Living will: a directive for health care decisions

A living will is not about distributing assets after death. Instead, the living will focuses on your life and your medical wishes when you become incapacitated, including your end-of-life care wishes. It takes effect while the individual is still alive but incapacitated, and it ensures that their healthcare preferences are respected.
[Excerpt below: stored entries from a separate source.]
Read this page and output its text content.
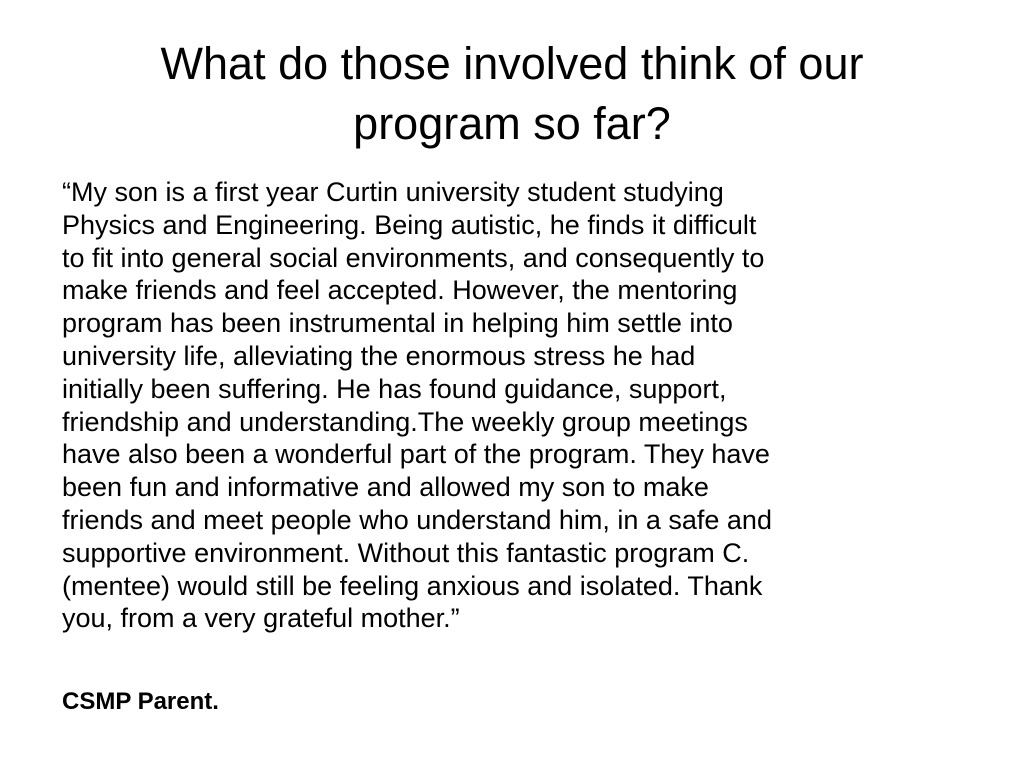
What do those involved think of our
program so far?
“My son is a first year Curtin university student studying
Physics and Engineering. Being autistic, he finds it difficult
to fit into general social environments, and consequently to
make friends and feel accepted. However, the mentoring
program has been instrumental in helping him settle into
university life, alleviating the enormous stress he had
initially been suffering. He has found guidance, support,
friendship and understanding.The weekly group meetings
have also been a wonderful part of the program. They have
been fun and informative and allowed my son to make
friends and meet people who understand him, in a safe and
supportive environment. Without this fantastic program C.
(mentee) would still be feeling anxious and isolated. Thank
you, from a very grateful mother.”

CSMP Parent.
Traditional will: distributing your legacy

A traditional will, or last will and testament, outlines how a person’s assets and estate will be distributed after their death. It can also designate guardians for minor children and provide instructions for pet care. In Florida, a traditional will must be written, signed by the testator (the person who owns the will) and witnessed by at least two individuals to be legally valid.

Key distinctions

The primary difference between the two types of wills is their timing and function. A living will takes effect during the individual’s lifetime under specific conditions, which is why it is called a “living” will, and it addresses healthcare decisions and preferences. In contrast, a traditional will is activated after death, and it guides the probate process and the distribution of assets.

Importance of both wills

Both types of wills are crucial for a comprehensive estate plan. A living will ensures your healthcare decisions are honored, and it alleviates loved ones from making difficult choices during stressful times. A traditional will provides clear instructions for the management and distribution of your estate. It reflects your wishes and potentially simplifies the legal process for your heirs.


While a living will and a traditional will might seem similar in name, they serve distinct roles in estate planning. Understanding these differences is vital to ensure your wishes are honored both in life and after death.